My noble friend Lord Horam made the point that the economy will need to adapt to less EU migration and referred to the importance of skills and training for UK citizens. I agree with his broad sentiments and his welcome for the Government’s strategy. We must continue to promote and develop our dynamic economy. His points about skills and training for UK citizens are important and that is why we continue to invest in schools, our world-class universities and vocational training such as apprenticeships, which are overwhelmingly working well, to ensure that our own citizens have maximum opportunities to develop their skills.

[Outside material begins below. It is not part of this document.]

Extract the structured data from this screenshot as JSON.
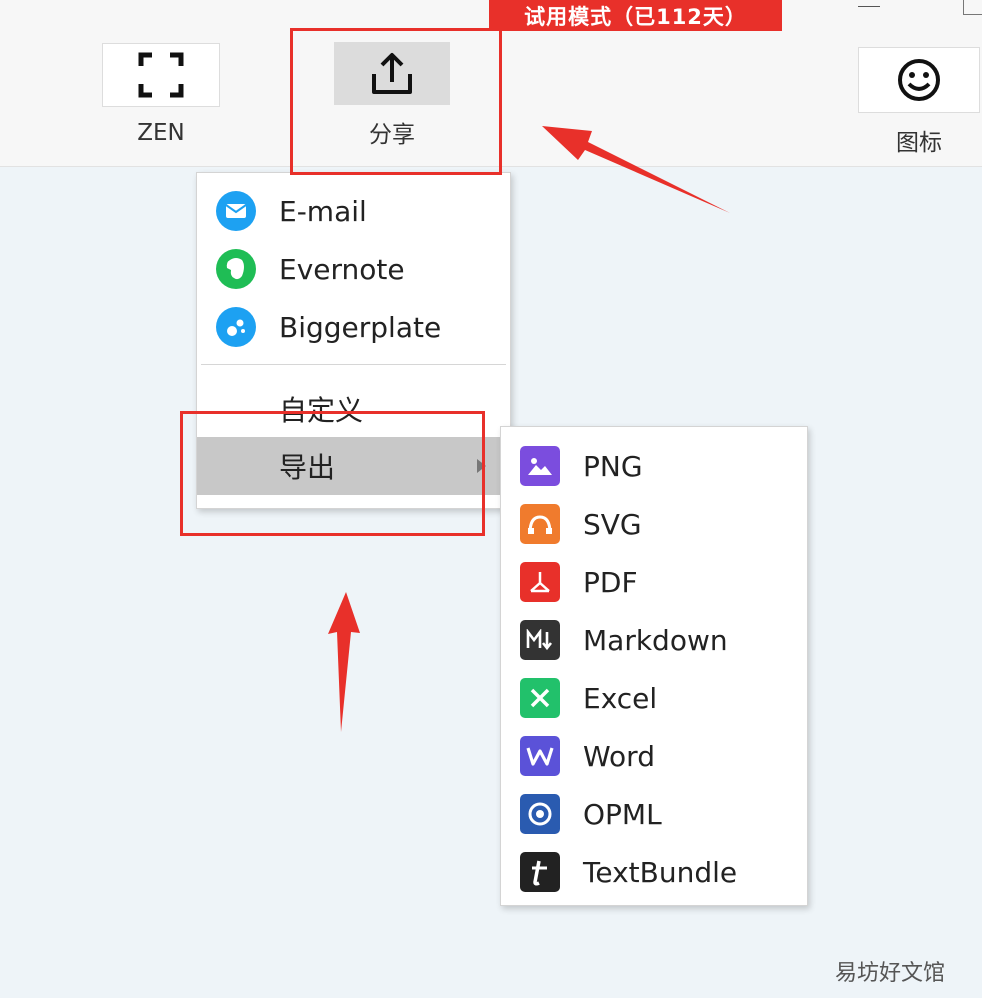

The noble Lord, Lord Sharkey, referred to T-levels and apprenticeships. There have been more than 1.2 million apprenticeship starts since 2015, providing more opportunities to people of all ages and from all backgrounds. We are ensuring that smaller employers understand the benefits of apprenticeship training for their businesses and we are encouraging them to take advantage of the support available. On T-levels, we launched a workplace pilot scheme in September 2017 to test different models and approaches, and this will include an evaluation organisation. The noble Lord criticised inadequate providers. It is important that provision is of the highest quality and seven out of 10 of our further education colleges have been graded as outstanding or good by Ofsted.

Most of the points made today were about the robustness of the migration statistics. These are published by the ONS, as noble Lords have pointed out, and it is confirmed that the international passenger survey continues to be the best source of information to measure long-term international migration. Additionally, the Home Office publishes a wide range of statistics on the control of immigration and is already working with the ONS to analyse the new exit check data and other sources to provide a better understanding of migrant flows.

My noble friend Lord Forsyth talked about the different statistics from different sources, even for the same sectors, and I am glad he recognises the steps that both the Government and the ONS are taking to improve data. It is a complex area and we continue to work on it. That is why we have commissioned the independent Migration Advisory Committee and we look forward to its report in the autumn.

A number of noble Lords referred to the quality of data. We will continue to work with the ONS to improve the quality of data and this will include a variety of data sources, including administrative data from government sources. The ONS is independent of government and it is right to ensure that the public can have confidence in the objectivity of the statistics. We should not underestimate the generally extremely high quality of ONS data.

The noble Lord, Lord Burns, talked about the net migration target/commitment. We are committed to reducing net migration to sustainable levels. Whether it is described as a target, aim, objective or commitment, it is clearly what we want to do to address people’s concerns about migration.

The noble Lord, Lord Darling, asked about Home Office capacity. The Home Office already issues millions of passports and other visas each year. I understand the concerns but we are working hard to improve services.

We have been clear about our commitment to reducing net migration but that does not detract from our determination to ensure that we remain an attractive option for those with the skills and expertise across all sectors of our economy and who play an invaluable role in making the United Kingdom better still.

I again thank my noble friend and all noble Lords who have participated in the debate.